Cases arising from infectious disease outbreaks are less likely than other cases to go to jury trials, but when they do, a jury’s ability to understand complex issues will play a significant role. Causation is likely to be particularly thorny in pandemic-related litigation, as there is often a combination of factors in play. For example, a case involving a customer who contracts the coronavirus after dining at a restaurant raises a host of uncertainties. Did the restaurant take reasonable precautions? Is a fellow diner more culpable? Did the infection even occur at the restaurant? The issues are complex, and expert testimony will be necessary to clarify them.
“Our brains are big enough to understand that three or four or five different things can be true at once,” Tarry said. “They’re not often either this or that. I think that the COVID experience is helping people realize that even where there is fault, there are often multiple chains of a fault. ... It’s not just defending whether your client was perfect and somebody else was to blame.
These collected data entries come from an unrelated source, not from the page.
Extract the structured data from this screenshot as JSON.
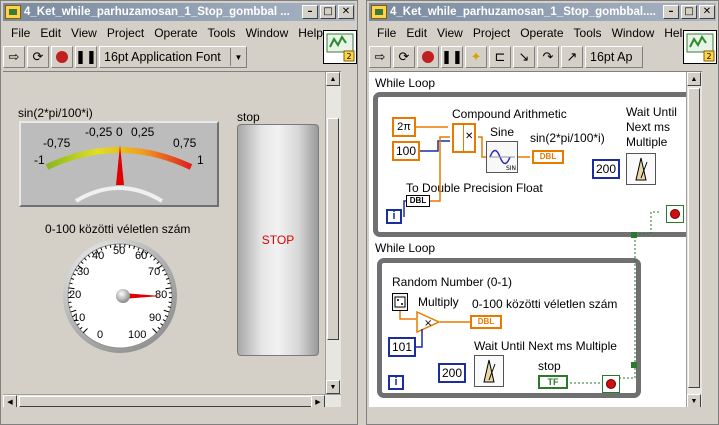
{
  "front_panel": {
    "title": "4_Ket_while_parhuzamosan_1_Stop_gombbal ...",
    "menu": [
      "File",
      "Edit",
      "View",
      "Project",
      "Operate",
      "Tools",
      "Window",
      "Help"
    ],
    "font_selector": "16pt Application Font",
    "meter": {
      "label": "sin(2*pi/100*i)",
      "ticks": [
        "-1",
        "-0,75",
        "-0,25",
        "0",
        "0,25",
        "0,75",
        "1"
      ],
      "value": 0
    },
    "gauge": {
      "label": "0-100 közötti véletlen szám",
      "ticks": [
        "0",
        "10",
        "20",
        "30",
        "40",
        "50",
        "60",
        "70",
        "80",
        "90",
        "100"
      ],
      "value": 82
    },
    "stop": {
      "label": "stop",
      "text": "STOP"
    },
    "colors": {
      "stop_text": "#e00000",
      "needle": "#e00000"
    }
  },
  "block_diagram": {
    "title": "4_Ket_while_parhuzamosan_1_Stop_gombbal....",
    "menu": [
      "File",
      "Edit",
      "View",
      "Project",
      "Operate",
      "Tools",
      "Window",
      "Help"
    ],
    "font_selector": "16pt Ap",
    "loop1": {
      "label": "While Loop",
      "two_pi": "2π",
      "const_100": "100",
      "compound_label": "Compound Arithmetic",
      "sine_label": "Sine",
      "sine_out_label": "sin(2*pi/100*i)",
      "wait_label": "Wait Until Next ms Multiple",
      "wait_value": "200",
      "to_double_label": "To Double Precision Float",
      "i_label": "i",
      "dbl": "DBL"
    },
    "loop2": {
      "label": "While Loop",
      "random_label": "Random Number (0-1)",
      "multiply_label": "Multiply",
      "out_label": "0-100 közötti véletlen szám",
      "const_101": "101",
      "wait_label": "Wait Until Next ms Multiple",
      "wait_value": "200",
      "stop_label": "stop",
      "tf": "TF",
      "i_label": "i",
      "dbl": "DBL"
    }
  }
}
We have to help juries fully understand what actually happened, that there are typically multiple links and a causal chain.”
#8 - Calculate the punitive damage.
Generally speaking, the law channels Richard Nixon’s accusers during Watergate when assessing punitive damages: What did the defendant know, when did it know it, and what did it do with that knowledge?
During an outbreak of infectious disease, the first question turns on whether a defendant was aware of, or should have been aware of, a risk of harm related to its actions. If so, did it conceal or ignore the risk, or did it take steps to prevent harm?
The bar for acceptable response is not high, according to Tarry, Talbott, and co-authors of the chapter on punitive damages. “The care demonstrated does not need to be successful or even vigorous — there just needs to be a modicum of effort on the defendant’s part,” they write. The standard is whether the conduct was reprehensible. “Society [does not] normally gain from punishing those who, after being alerted to an outbreak, seek to protect the public,” however imperfect their efforts, they write.